After describing a situation that demonstrates the limits of human reasoning and human-defined justice, he continues:

Deuteronomy 16:20 begins, literally, “Justice, only justice, shalt thou follow.” Life and prosperity on earth are dependent upon justice.  Justice does not follow man’s needs, but man follows justice.  Justice is God-centered, not man-centered.  Modern law is not in touch with reality, because it seeks to be man-centered and defines the Rule of Law in terms of man and the will of man.  Such a view of law is treason to God’s covenant and the suicide of man.

Again, it is made clear by Scripture that the practice of justice and righteousness is more important to the Lord than formal worship.  This does not mean that the practice of worship is decried, but, rather, that worship without justice and righteousness is not acceptable to the Lord.  Practically, this means that for Christians to be unconcerned about law is to manifest an unconcern about worship in any valid sense.  Their worship becomes then an empty rite.  It is not only the Christian School for children which is basic to Christian reconstruction but the law school as well.  Justice, only justice, must we follow, and it is not of man, but from the Lord and in His law, not man’s.[2]

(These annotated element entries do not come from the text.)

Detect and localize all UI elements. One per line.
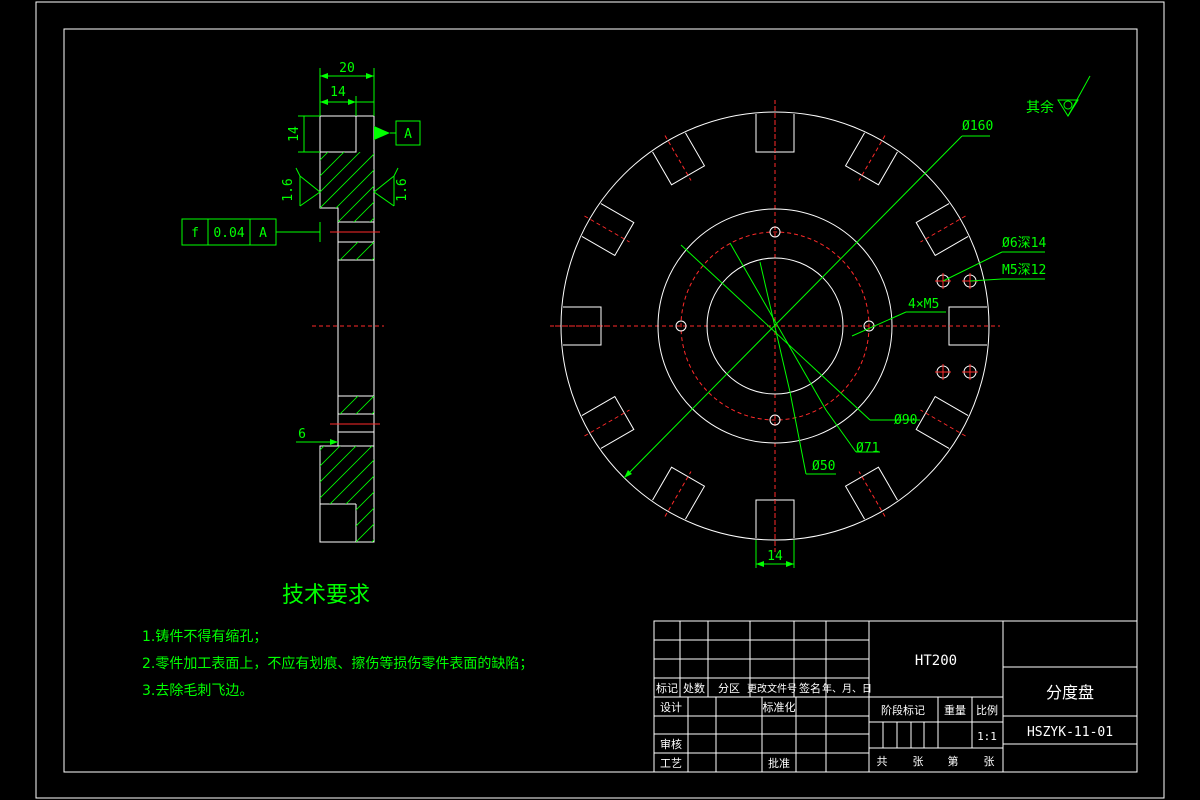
tb-sheet-unit: 张	[984, 755, 995, 768]
tb-part-name: 分度盘	[1046, 683, 1094, 702]
tolerance-frame: f 0.04 A	[181, 218, 321, 246]
tb-zone: 分区	[718, 682, 740, 695]
tb-design: 设计	[660, 701, 682, 714]
tech-item-1: 1.铸件不得有缩孔；	[142, 628, 267, 645]
hole-callouts: Ø6深14 M5深12	[942, 236, 1046, 282]
tb-drawing-number: HSZYK-11-01	[1027, 725, 1113, 740]
roughness-right: 1.6	[373, 167, 410, 207]
tb-weight: 重量	[944, 703, 966, 717]
dim-14-label: 14	[330, 85, 346, 100]
dim-height-label: 14	[287, 126, 302, 142]
sheet-border	[35, 1, 1165, 799]
title-block: 标记 处数 分区 更改文件号 签名 年、月、日 设计 标准化 审核 工艺 批准 …	[653, 620, 1138, 773]
tolerance-datum: A	[259, 226, 267, 241]
dim-20-label: 20	[339, 61, 355, 76]
tb-review: 审核	[660, 737, 682, 751]
tb-approve: 批准	[768, 756, 790, 770]
roughness-left-label: 1.6	[281, 178, 296, 201]
surface-note: 其余	[1026, 75, 1091, 117]
tb-standardize: 标准化	[763, 700, 796, 714]
roughness-left: 1.6	[281, 167, 321, 207]
dim-dia-90: Ø90	[680, 244, 920, 428]
front-view: Ø160 Ø6深14 M5深12 4×M5 Ø90 Ø71 Ø50 14 其余	[550, 75, 1091, 568]
tb-stage: 阶段标记	[881, 703, 925, 717]
hole-callout-1: Ø6深14	[1002, 236, 1046, 251]
surface-note-label: 其余	[1026, 99, 1054, 116]
dim-dia-50: Ø50	[759, 261, 836, 475]
dim-height: 14	[287, 115, 320, 153]
tb-date: 年、月、日	[822, 682, 872, 695]
tolerance-value: 0.04	[213, 226, 244, 241]
tb-scale: 1:1	[977, 730, 997, 743]
tb-process: 工艺	[660, 757, 682, 770]
dim-dia-71: Ø71	[729, 242, 880, 456]
tb-material: HT200	[915, 653, 957, 669]
rim-slot	[943, 306, 995, 346]
slot-width-label: 14	[767, 549, 783, 564]
tech-item-3: 3.去除毛刺飞边。	[142, 683, 253, 699]
dim-bore-width: 14	[320, 85, 374, 116]
tb-sheets: 张	[913, 755, 924, 768]
datum-a: A	[374, 120, 421, 146]
dia-71-label: Ø71	[856, 441, 879, 456]
tech-title: 技术要求	[282, 583, 370, 608]
tech-item-2: 2.零件加工表面上，不应有划痕、擦伤等损伤零件表面的缺陷；	[142, 655, 533, 672]
hole-callout-2: M5深12	[1002, 263, 1046, 278]
roughness-right-label: 1.6	[395, 178, 410, 201]
tech-requirements: 技术要求 1.铸件不得有缩孔； 2.零件加工表面上，不应有划痕、擦伤等损伤零件表…	[142, 583, 533, 699]
tolerance-symbol: f	[191, 226, 199, 241]
bolt-hole-label: 4×M5	[908, 297, 939, 312]
cad-drawing: 20 14 14 A 1.6 1.6 f 0.04 A 6 Ø160 Ø6深14…	[35, 1, 1165, 799]
tb-change-doc: 更改文件号	[747, 682, 797, 695]
dia-160-label: Ø160	[962, 119, 993, 134]
tb-mark: 标记	[656, 681, 678, 695]
section-view: 20 14 14 A 1.6 1.6 f 0.04 A 6	[181, 61, 421, 543]
tb-scale-label: 比例	[976, 703, 998, 717]
bolt-hole-callout: 4×M5	[851, 297, 946, 337]
tb-count: 处数	[683, 682, 705, 695]
dia-50-label: Ø50	[812, 459, 835, 474]
dim-overall-width: 20	[319, 61, 375, 116]
dim-6-label: 6	[298, 427, 306, 442]
dim-bottom-offset: 6	[296, 427, 338, 445]
datum-a-label: A	[404, 127, 412, 142]
tb-total: 共	[877, 755, 888, 768]
tb-sheet-no: 第	[948, 754, 959, 768]
dia-90-label: Ø90	[894, 413, 917, 428]
tb-sign: 签名	[799, 681, 821, 695]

And, that is what I am doing.  I am a minister of justice.  True justice—God’s justice, not man’s.  And, I am a part of a law school whose mission is to train lawyers to be ministers of God’s justice.  There are a lot of dragons we are trying to fight in this endeavor, and certainly a humanistic conception of natural law and justice is one of them.

 


[1] Rousas John Rushdoony, The Institutes of Biblical Law, Volume Two: Law and Society, 519-20 (2001).